Pontcarral, c'est d'abord un roman d'Alberic Cahuet paru chez Fasquelle en 1937. Il a pour héros le colonel-baron Pierre Pontcarral, hussard au Premier Empire, lors de la Première Restauration, des Cent-Jours, de la Seconde Restauration, de la monarchie de Juillet jusqu'à sa mort à la bataille de la Macta le 28 juin 1835. Qualifié d'œuvre régionaliste à sa parution tant le Périgord noir qui lui sert de cadre était omniprésent, le roman fut bien accueilli.

    Pontcarral, en patois périgourdin, veut dire pont aux charrettes. On avait donné ce nom de village à un enfant trouvé qui, plus tard, gagnant sa vie comme colporteur, mit un peu d'argent de côté, acheta un petit bien et eut un fils auquel il fit donner de l'instruction dans un petit collège de Sarlat et qui prit du service en 1805. Pierre Pontcarral, deuxième du nom, était colonel à Waterloo, avec un titre de baron et une illusoire dotation de deux cent mille francs.
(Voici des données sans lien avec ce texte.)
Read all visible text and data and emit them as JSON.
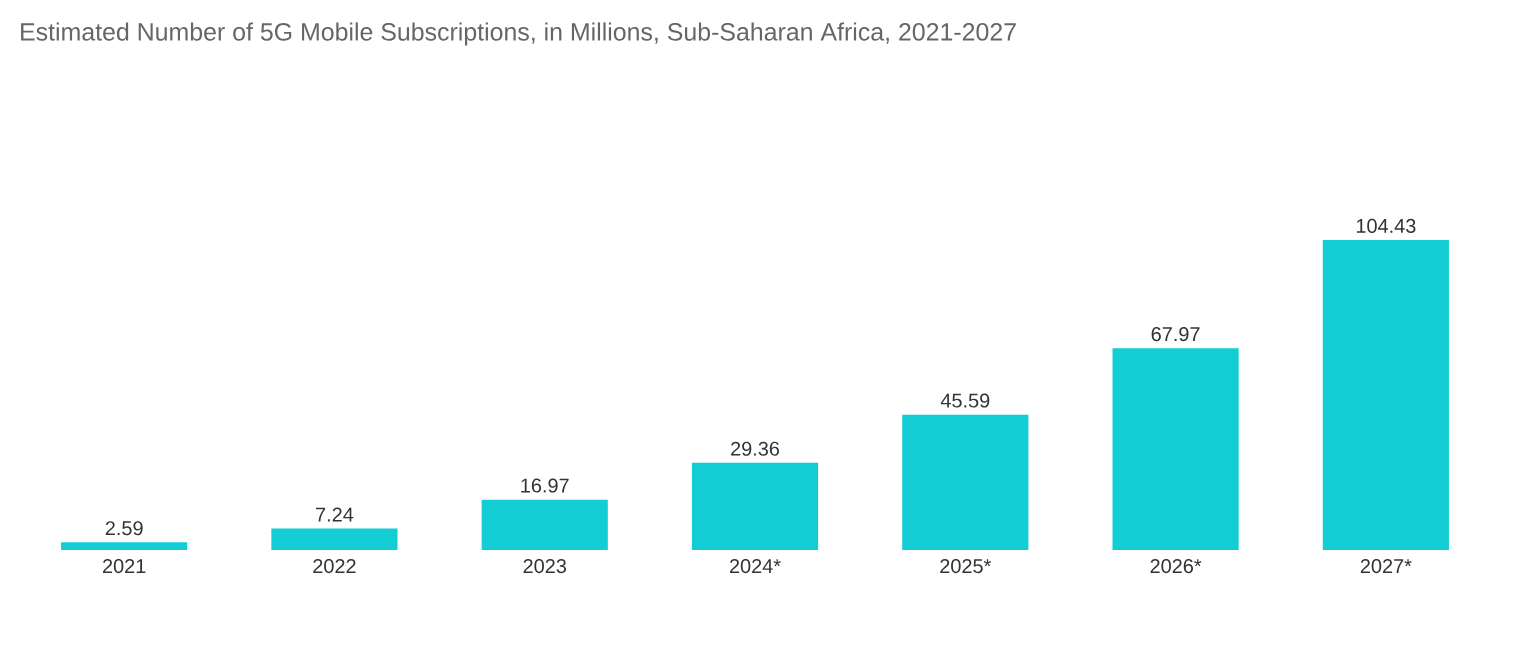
{
  "chart_data": {
    "type": "bar",
    "title": "Estimated Number of 5G Mobile Subscriptions, in Millions, Sub-Saharan Africa, 2021-2027",
    "categories": [
      "2021",
      "2022",
      "2023",
      "2024*",
      "2025*",
      "2026*",
      "2027*"
    ],
    "values": [
      2.59,
      7.24,
      16.97,
      29.36,
      45.59,
      67.97,
      104.43
    ],
    "color": "#12cdd4",
    "data_labels": true
  }
}
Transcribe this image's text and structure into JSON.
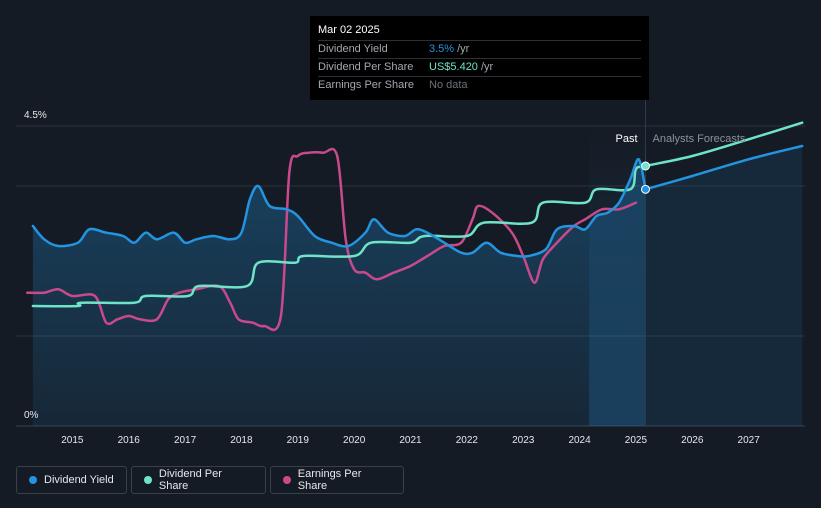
{
  "tooltip": {
    "date": "Mar 02 2025",
    "rows": [
      {
        "label": "Dividend Yield",
        "value": "3.5%",
        "unit": "/yr"
      },
      {
        "label": "Dividend Per Share",
        "value": "US$5.420",
        "unit": "/yr"
      },
      {
        "label": "Earnings Per Share",
        "value": "No data",
        "unit": ""
      }
    ]
  },
  "legend": [
    {
      "label": "Dividend Yield"
    },
    {
      "label": "Dividend Per Share"
    },
    {
      "label": "Earnings Per Share"
    }
  ],
  "colors": {
    "background": "#151b24",
    "dividend_yield": "#2394df",
    "dividend_per_share": "#6fe3c7",
    "earnings_per_share": "#c94a8c",
    "grid": "#2c323c",
    "no_data": "#6b717a"
  },
  "chart_data": {
    "type": "line",
    "x_ticks": [
      "2015",
      "2016",
      "2017",
      "2018",
      "2019",
      "2020",
      "2021",
      "2022",
      "2023",
      "2024",
      "2025",
      "2026",
      "2027"
    ],
    "xlim": [
      2014.0,
      2028.0
    ],
    "y_axis": {
      "top_label": "4.5%",
      "bottom_label": "0%",
      "ylim": [
        0,
        4.5
      ]
    },
    "past_label": "Past",
    "forecast_label": "Analysts Forecasts",
    "past_region_start": 2024.17,
    "forecast_start": 2025.17,
    "grid": true,
    "legend_position": "bottom-left",
    "series": [
      {
        "name": "Dividend Yield",
        "unit": "%",
        "x": [
          2014.3,
          2014.5,
          2014.75,
          2015.1,
          2015.3,
          2015.6,
          2015.9,
          2016.1,
          2016.3,
          2016.5,
          2016.8,
          2017.0,
          2017.2,
          2017.5,
          2017.8,
          2018.0,
          2018.15,
          2018.3,
          2018.5,
          2018.8,
          2019.0,
          2019.3,
          2019.6,
          2019.9,
          2020.2,
          2020.35,
          2020.6,
          2020.9,
          2021.1,
          2021.3,
          2021.6,
          2021.9,
          2022.1,
          2022.35,
          2022.6,
          2022.9,
          2023.1,
          2023.4,
          2023.6,
          2023.9,
          2024.1,
          2024.3,
          2024.5,
          2024.7,
          2024.9,
          2025.05,
          2025.17
        ],
        "y": [
          3.0,
          2.8,
          2.7,
          2.75,
          2.95,
          2.9,
          2.85,
          2.75,
          2.9,
          2.8,
          2.9,
          2.75,
          2.8,
          2.85,
          2.8,
          2.9,
          3.4,
          3.6,
          3.3,
          3.25,
          3.15,
          2.85,
          2.75,
          2.7,
          2.9,
          3.1,
          2.9,
          2.85,
          2.95,
          2.9,
          2.75,
          2.6,
          2.6,
          2.75,
          2.6,
          2.55,
          2.55,
          2.65,
          2.95,
          3.0,
          2.95,
          3.15,
          3.2,
          3.35,
          3.7,
          4.0,
          3.55
        ]
      },
      {
        "name": "Dividend Per Share",
        "unit": "US$",
        "x": [
          2014.3,
          2015.1,
          2015.15,
          2016.1,
          2016.3,
          2017.05,
          2017.25,
          2018.1,
          2018.3,
          2018.95,
          2019.1,
          2020.0,
          2020.3,
          2021.0,
          2021.25,
          2022.0,
          2022.3,
          2023.15,
          2023.35,
          2024.1,
          2024.3,
          2024.9,
          2025.0,
          2025.17,
          2026.0,
          2027.0,
          2027.95
        ],
        "y": [
          1.8,
          1.8,
          1.85,
          1.85,
          1.95,
          1.95,
          2.1,
          2.1,
          2.45,
          2.45,
          2.55,
          2.55,
          2.75,
          2.75,
          2.85,
          2.85,
          3.05,
          3.05,
          3.35,
          3.35,
          3.55,
          3.55,
          3.85,
          3.9,
          4.05,
          4.3,
          4.55
        ]
      },
      {
        "name": "Earnings Per Share",
        "unit": "US$",
        "x": [
          2014.2,
          2014.5,
          2014.75,
          2015.0,
          2015.4,
          2015.6,
          2015.8,
          2016.0,
          2016.2,
          2016.5,
          2016.7,
          2016.9,
          2017.2,
          2017.6,
          2017.8,
          2017.95,
          2018.2,
          2018.4,
          2018.7,
          2018.85,
          2019.0,
          2019.2,
          2019.45,
          2019.7,
          2019.85,
          2020.0,
          2020.2,
          2020.4,
          2020.7,
          2021.0,
          2021.3,
          2021.6,
          2021.9,
          2022.1,
          2022.2,
          2022.45,
          2022.8,
          2023.0,
          2023.2,
          2023.35,
          2023.6,
          2023.9,
          2024.1,
          2024.4,
          2024.7,
          2025.0
        ],
        "y": [
          2.0,
          2.0,
          2.05,
          1.95,
          1.95,
          1.55,
          1.6,
          1.65,
          1.6,
          1.6,
          1.9,
          2.0,
          2.05,
          2.1,
          1.85,
          1.6,
          1.55,
          1.5,
          1.65,
          3.8,
          4.05,
          4.1,
          4.1,
          4.05,
          2.8,
          2.35,
          2.3,
          2.2,
          2.3,
          2.4,
          2.55,
          2.7,
          2.75,
          3.1,
          3.3,
          3.2,
          2.9,
          2.55,
          2.15,
          2.5,
          2.75,
          3.0,
          3.1,
          3.25,
          3.25,
          3.35
        ]
      },
      {
        "name": "Dividend Yield",
        "forecast": true,
        "x": [
          2025.17,
          2026.0,
          2027.0,
          2027.95
        ],
        "y": [
          3.55,
          3.75,
          4.0,
          4.2
        ]
      }
    ]
  }
}
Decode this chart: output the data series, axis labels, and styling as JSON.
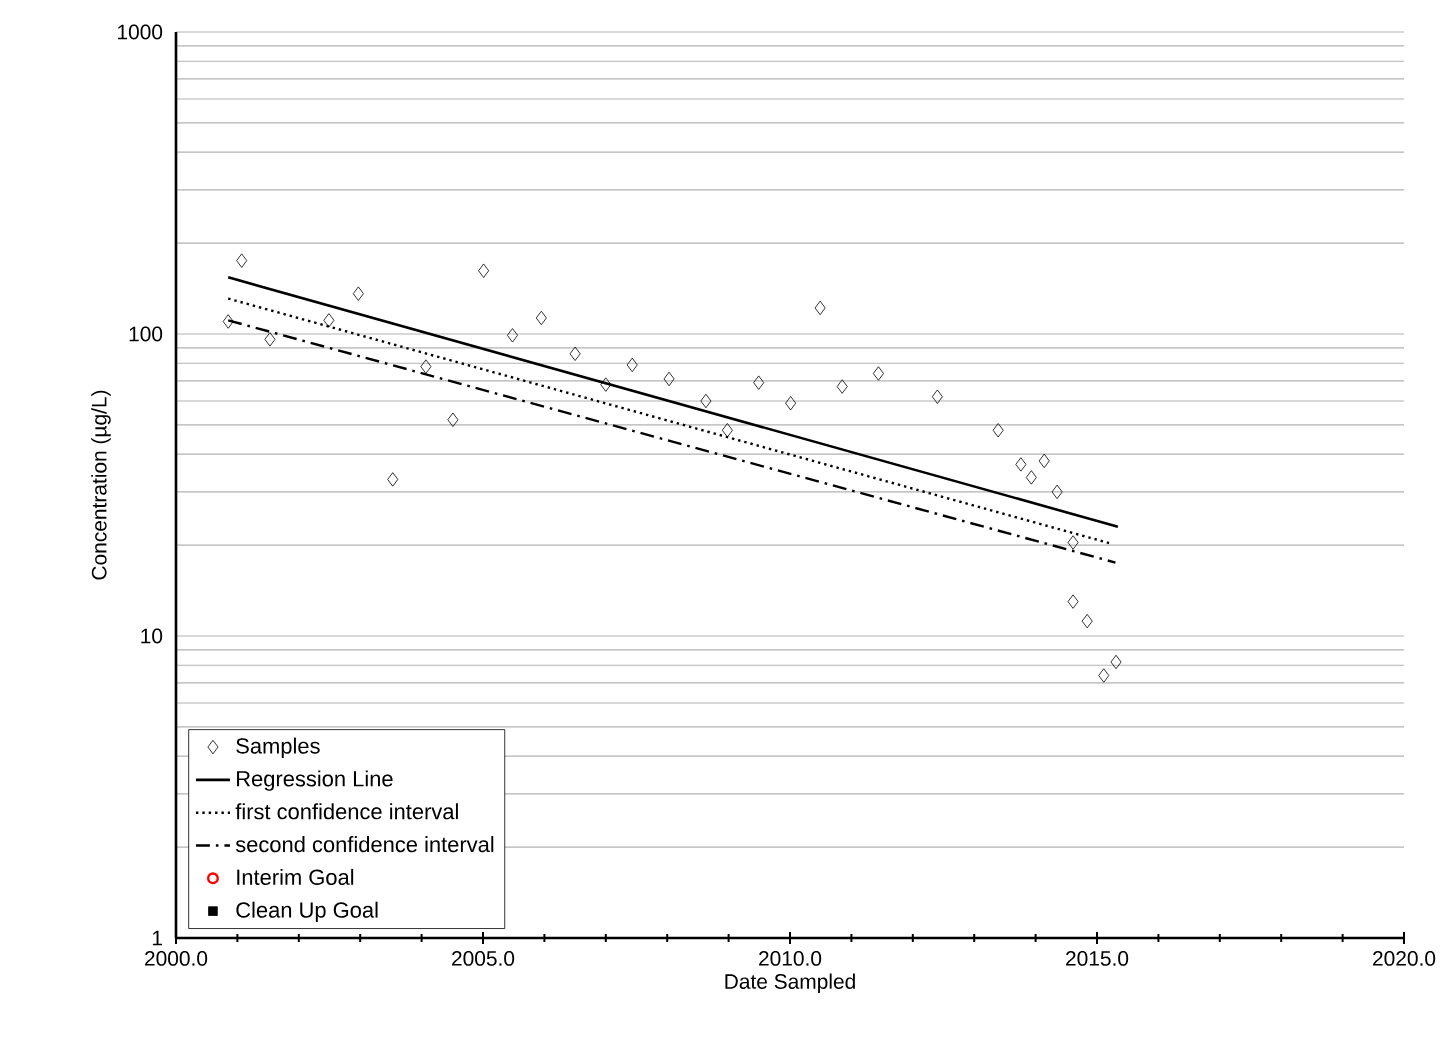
{
  "chart_data": {
    "type": "scatter",
    "xlabel": "Date Sampled",
    "ylabel": "Concentration (µg/L)",
    "xlim": [
      2000,
      2020
    ],
    "ylim": [
      1,
      1000
    ],
    "xticks": [
      {
        "value": 2000,
        "label": "2000.0"
      },
      {
        "value": 2005,
        "label": "2005.0"
      },
      {
        "value": 2010,
        "label": "2010.0"
      },
      {
        "value": 2015,
        "label": "2015.0"
      },
      {
        "value": 2020,
        "label": "2020.0"
      }
    ],
    "yticks": [
      1,
      10,
      100,
      1000
    ],
    "log": "y",
    "grid": "y",
    "legend": "bottom left",
    "series": [
      {
        "name": "Samples",
        "marker": "diamond",
        "color": "#000000",
        "x": [
          2000.85,
          2001.07,
          2001.53,
          2002.49,
          2002.97,
          2003.53,
          2004.07,
          2004.51,
          2005.01,
          2005.48,
          2005.95,
          2006.5,
          2007.0,
          2007.43,
          2008.03,
          2008.63,
          2008.98,
          2009.49,
          2010.01,
          2010.49,
          2010.85,
          2011.44,
          2012.4,
          2013.39,
          2013.76,
          2013.93,
          2014.14,
          2014.35,
          2014.61,
          2014.61,
          2014.84,
          2015.11,
          2015.31
        ],
        "values": [
          110,
          175,
          96,
          111,
          136,
          33,
          78,
          52,
          162,
          99,
          113,
          86,
          68,
          79,
          71,
          60,
          48,
          69,
          59,
          122,
          67,
          74,
          62,
          48,
          37,
          33.5,
          38,
          30,
          20.4,
          13,
          11.2,
          7.4,
          8.2
        ]
      },
      {
        "name": "Regression Line",
        "type": "line",
        "line_style": "solid",
        "color": "#000000",
        "x": [
          2000.85,
          2015.34
        ],
        "values": [
          154,
          23
        ]
      },
      {
        "name": "first confidence interval",
        "type": "line",
        "line_style": "dotted",
        "color": "#000000",
        "x": [
          2000.85,
          2015.2
        ],
        "values": [
          131,
          20.3
        ]
      },
      {
        "name": "second confidence interval",
        "type": "line",
        "line_style": "dashed",
        "color": "#000000",
        "x": [
          2000.85,
          2015.3
        ],
        "values": [
          111,
          17.5
        ]
      },
      {
        "name": "Interim Goal",
        "marker": "circle",
        "color": "#ff0000"
      },
      {
        "name": "Clean Up Goal",
        "marker": "square",
        "color": "#000000"
      }
    ]
  }
}
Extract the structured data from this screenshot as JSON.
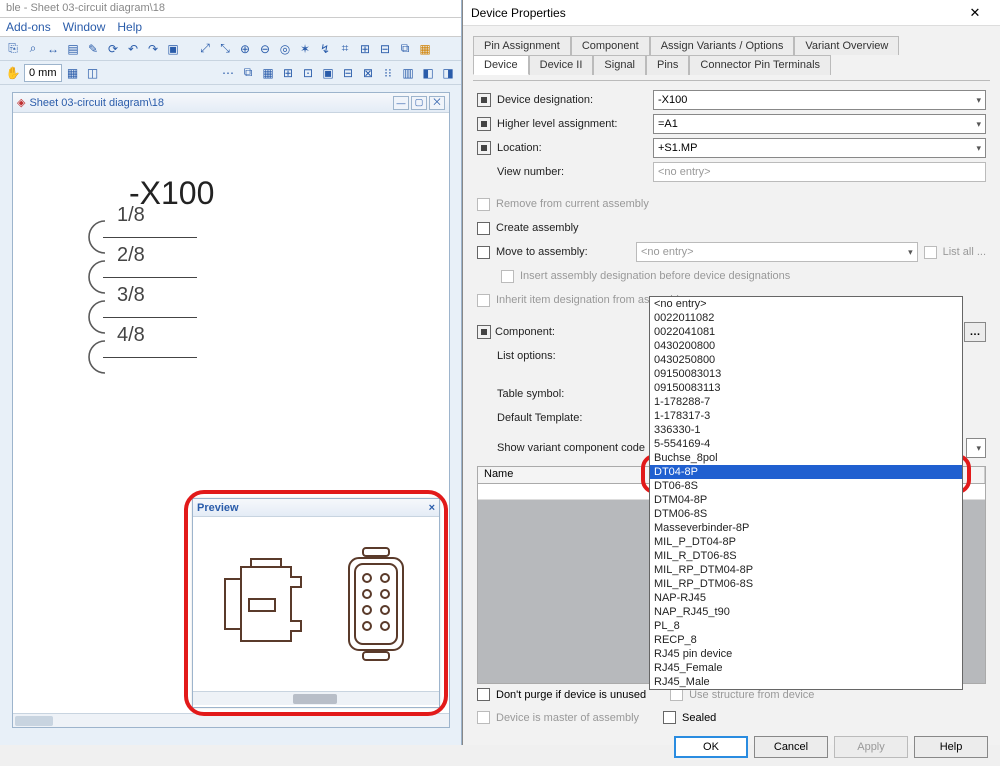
{
  "app": {
    "title_fragment": "ble - Sheet 03-circuit diagram\\18",
    "menus": [
      "Add-ons",
      "Window",
      "Help"
    ],
    "mm_label": "0 mm",
    "sheet_tab": "Sheet 03-circuit diagram\\18"
  },
  "diagram": {
    "device_label": "-X100",
    "pins": [
      "1/8",
      "2/8",
      "3/8",
      "4/8"
    ],
    "stroke": "#5a5a5a",
    "text_color": "#444"
  },
  "preview": {
    "title": "Preview"
  },
  "dialog": {
    "title": "Device Properties",
    "tabs_upper": [
      "Pin Assignment",
      "Component",
      "Assign Variants / Options",
      "Variant Overview"
    ],
    "tabs_lower": [
      "Device",
      "Device II",
      "Signal",
      "Pins",
      "Connector Pin Terminals"
    ],
    "active_tab": "Device",
    "fields": {
      "device_designation": {
        "label": "Device designation:",
        "value": "-X100"
      },
      "higher_level": {
        "label": "Higher level assignment:",
        "value": "=A1"
      },
      "location": {
        "label": "Location:",
        "value": "+S1.MP"
      },
      "view_number": {
        "label": "View number:",
        "value": "<no entry>"
      }
    },
    "assembly": {
      "remove": "Remove from current assembly",
      "create": "Create assembly",
      "move": "Move to assembly:",
      "move_value": "<no entry>",
      "list_all": "List all ...",
      "insert_desc": "Insert assembly designation before device designations",
      "inherit": "Inherit item designation from assembly"
    },
    "component": {
      "label": "Component:",
      "value": "DT04-8P",
      "list_options": "List options:",
      "table_symbol": "Table symbol:",
      "default_template": "Default Template:",
      "show_variant": "Show variant component code"
    },
    "dropdown": [
      "<no entry>",
      "0022011082",
      "0022041081",
      "0430200800",
      "0430250800",
      "09150083013",
      "09150083113",
      "1-178288-7",
      "1-178317-3",
      "336330-1",
      "5-554169-4",
      "Buchse_8pol",
      "DT04-8P",
      "DT06-8S",
      "DTM04-8P",
      "DTM06-8S",
      "Masseverbinder-8P",
      "MIL_P_DT04-8P",
      "MIL_R_DT06-8S",
      "MIL_RP_DTM04-8P",
      "MIL_RP_DTM06-8S",
      "NAP-RJ45",
      "NAP_RJ45_t90",
      "PL_8",
      "RECP_8",
      "RJ45 pin device",
      "RJ45_Female",
      "RJ45_Male"
    ],
    "dropdown_highlight": "DT04-8P",
    "list_col": "Name",
    "bottom": {
      "dont_purge": "Don't purge if device is unused",
      "use_structure": "Use structure from device",
      "master": "Device is master of assembly",
      "sealed": "Sealed"
    },
    "buttons": {
      "ok": "OK",
      "cancel": "Cancel",
      "apply": "Apply",
      "help": "Help"
    }
  },
  "colors": {
    "accent": "#2a5caa",
    "highlight_red": "#e21a1a",
    "dropdown_hl": "#2060d0"
  }
}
Après un inutile essai de révolte contre les Bourbons, il résolut de s'enfermer dans Fondaumier, la maison qu'il avait héritée du colporteur son père, et d'y vivre solitaire avec une servante maîtresse du nom de Gaulette. C'est là, c'est à ce stade de sa vie, que le prend le narrateur pour le mettre en scène et nous le présenter dans tout son rude relief de sabreur désaffecté. Ai-je dit que Pontcarral était colonel de houzards ? [1]
    Or, un jour, au cours d'une promenade à cheval, il rencontra Sibylle de Ransac, jeune châtelaine des environs, dont il remarqua du premier coup d'œil que la monture était mal sellée. Juste à ce moment, la selle de la jeune fille tourna. Ainsi se lièrent d'amitié la petite Sibylle et le farouche Pontcarral. Il lui donna des leçons d'équitation, il fut reçu au château. Et que croyez-vous qu'il arriva? Qu'il devint amoureux d'elle ? Non, mais elle de lui, tandis que, de son côté, il se toquait de Mme de Bessanges, sa sœur.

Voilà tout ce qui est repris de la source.